All in the Box
I remember reading something where Bill Gates stated that he wanted (or expected) the PC to become the centre of entertainment in the home, where it would handle all of our media for us. Microsoft launched the Windows Media Centre in a bid to make it happen. The onward march of Windows Media Player has also meant that people no longer require third party software to play their music files and DVDs. They’ve even created their own media file formats and are trying to get Hollywood to adopt them as their standard for future releases.

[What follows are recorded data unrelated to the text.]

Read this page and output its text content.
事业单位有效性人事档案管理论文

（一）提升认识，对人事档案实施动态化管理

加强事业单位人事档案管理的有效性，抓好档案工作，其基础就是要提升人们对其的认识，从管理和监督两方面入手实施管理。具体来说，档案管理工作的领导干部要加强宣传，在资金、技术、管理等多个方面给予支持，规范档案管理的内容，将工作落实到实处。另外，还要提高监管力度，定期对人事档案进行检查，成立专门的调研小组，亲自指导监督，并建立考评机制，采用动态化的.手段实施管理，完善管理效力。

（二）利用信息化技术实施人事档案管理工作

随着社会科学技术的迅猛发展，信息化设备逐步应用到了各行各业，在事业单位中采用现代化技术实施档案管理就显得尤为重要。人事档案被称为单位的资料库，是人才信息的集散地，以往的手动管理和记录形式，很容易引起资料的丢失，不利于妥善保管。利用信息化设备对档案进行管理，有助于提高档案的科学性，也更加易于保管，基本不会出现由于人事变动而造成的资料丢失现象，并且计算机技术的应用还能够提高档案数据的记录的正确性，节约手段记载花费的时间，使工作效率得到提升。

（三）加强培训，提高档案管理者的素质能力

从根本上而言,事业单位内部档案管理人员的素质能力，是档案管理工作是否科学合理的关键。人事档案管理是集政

I’m here to confirm that the PC does this job extremely well (not that a Mac wouldn’t), and I can say this for certain as I’m working overseas and this is the only thing I bring with me (except a couple of books obviously). My laptop is the one thing I couldn’t do without. I’ve ripped my DVDs to it so I can watch them without carting all the original discs about. Thereby eliminating the possibility of losing them (although a 60GB HDD makes it pretty tight, an external drive might be procured shortly). It carries a selection of my MP3s so I can listen to my music. I sync it with my main machine when I’m home so it’s got the latest copies of all my files. It runs apache so I can edit and play about with local copies of all my sites. I can write posts and novels and whatever else. I can load and edit any photos I take (must get to this at some point). And, when I’m somewhere I can get a net connection, it allows me to read and reply to my mail and check out the sites I like to keep up-to-date on.
I don’t have a TV card, so watching TV and recording programs on it is not possible (but with only 60GB at my disposal it would be pushing it anyway), and neither do I listen to the radio via it (except when I can get a net connection). All-in-all though, it does a great job and certainly makes my evenings a little more entertaining.